Nós, do Vale do São Francisco, reunidos pacificamente sob o nome O Vale Acordou, movimento de causa nacional pela luta dos direitos do povo brasileiro, organizado pela sociedade civil, viemos, através desta carta aberta, expor os motivos que nos levam às ruas em solidariedade ao movimento nacional contra o aumento das passagens que se iniciou em São Paulo.

Nossa luta se caracteriza pela pluralidade democrática de pensamentos e reflexões, reforçando o caráter apartidário dos nossos posicionamentos, mas que, em nenhum momento, determina algum tipo de impedimento da livre expressão de ideias por parte dos participantes desta ação, estamos em consonância com a movimentação nacional.

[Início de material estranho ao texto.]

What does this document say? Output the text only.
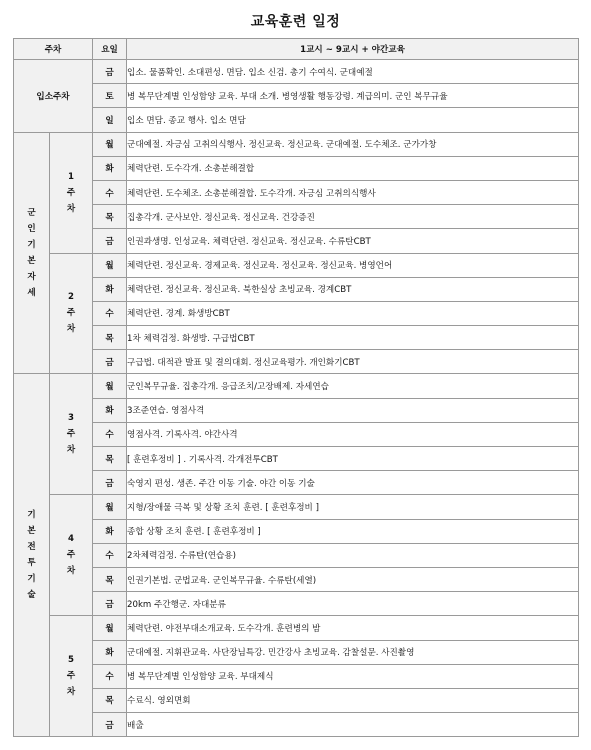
교육훈련 일정
주차		요일	1교시 ~ 9교시 + 야간교육
입소주차		금	입소. 물품확인. 소대편성. 면담. 입소 신검. 총기 수여식. 군대예절
		토	병 복무단계별 인성함양 교육. 부대 소개. 병영생활 행동강령. 계급의미. 군인 복무규율
		일	입소 면담. 종교 행사. 입소 면담
군인기본자세	1주차	월	군대예절. 자긍심 고취의식행사. 정신교육. 정신교육. 군대예절. 도수체조. 군가가창
		화	체력단련. 도수각개. 소총분해결합
		수	체력단련. 도수체조. 소총분해결합. 도수각개. 자긍심 고취의식행사
		목	집총각개. 군사보안. 정신교육. 정신교육. 건강증진
		금	인권과생명. 인성교육. 체력단련. 정신교육. 정신교육. 수류탄CBT
	2주차	월	체력단련. 정신교육. 경제교육. 정신교육. 정신교육. 정신교육. 병영언어
		화	체력단련. 정신교육. 정신교육. 북한실상 초빙교육. 경계CBT
		수	체력단련. 경계. 화생방CBT
		목	1차 체력검정. 화생방. 구급법CBT
		금	구급법. 대적관 발표 및 결의대회. 정신교육평가. 개인화기CBT
기본전투기술	3주차	월	군인복무규율. 집총각개. 응급조치/고장배제. 자세연습
		화	3조준연습. 영점사격
		수	영점사격. 기록사격. 야간사격
		목	[ 훈련후정비 ] . 기록사격. 각개전투CBT
		금	숙영지 편성. 생존. 주간 이동 기술. 야간 이동 기술
	4주차	월	지형/장애물 극복 및 상황 조치 훈련. [ 훈련후정비 ]
		화	종합 상황 조치 훈련. [ 훈련후정비 ]
		수	2차체력검정. 수류탄(연습용)
		목	인권기본법. 군법교육. 군인복무규율. 수류탄(세열)
		금	20km 주간행군. 자대분류
	5주차	월	체력단련. 야전부대소개교육. 도수각개. 훈련병의 밤
		화	군대예절. 지휘관교육. 사단장님특강. 민간강사 초빙교육. 감찰설문. 사진촬영
		수	병 복무단계별 인성함양 교육. 부대제식
		목	수료식. 영외면회
		금	배출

A partir de uma eleição simples, realizada no dia 16/06 no parque Josepha Coelho em Petrolina, optamos por levantar na manifestação de hoje a bandeira da mobilidade urbana, enfocando o transporte público – tão deficitário e insipiente na região do Vale do São Francisco.

Na temática da mobilidade urbana, identificamos brevemente situações de com a qual a população do Vale é submetido cotidianamente e que são alvos de nosso primeiro ato. Acreditamos que a luta nacional e local pelo direito de ir e vir com dignidade é justa, válida e coerente com os valores democráticos do movimento O Vale Acordou, escolhendo essa como nossa primeira bandeira. Reivindicamos as seguintes pautas:

• Reativação dos Conselhos Municipais de Transporte;

• Audiências Públicas para discutir com a sociedade as questões inerentes ao Transporte Público, inclusive a necessidade do processo de licitação em Juazeiro;

• Adequação do itinerário e horário à utilidade pública com a inserção de horários no período da madrugada;

• Renovação e aumento da frota de ônibus coletivos;

• Implementação de políticas para a acessibilidade para passageiros com deficiência;

• Criação de ciclofaixas e políticas públicas eficientes para os ciclistas;

• Garantia da meia-entrada também nas barquinhas;

• Acesso às planilhas de custo com informações detalhadas dos valores, de receita e despesa, que legitimem o aumento da tarifa;

• Utilização de uma tarifa reduzida nos finais de semana;

• Ampliação do contingente de fiscalização da EPTTC e CMTT;

• Inclusão de transporte público para a Zona Rural, de forma regulamentada, tal qual na zona urbana, principalmente o trajeto para o distrito C-1, utilizado por quantidade expressiva de discentes da Univasf;

• Melhor infra-estrutura dos pontos de ônibus, inclusive com iluminação.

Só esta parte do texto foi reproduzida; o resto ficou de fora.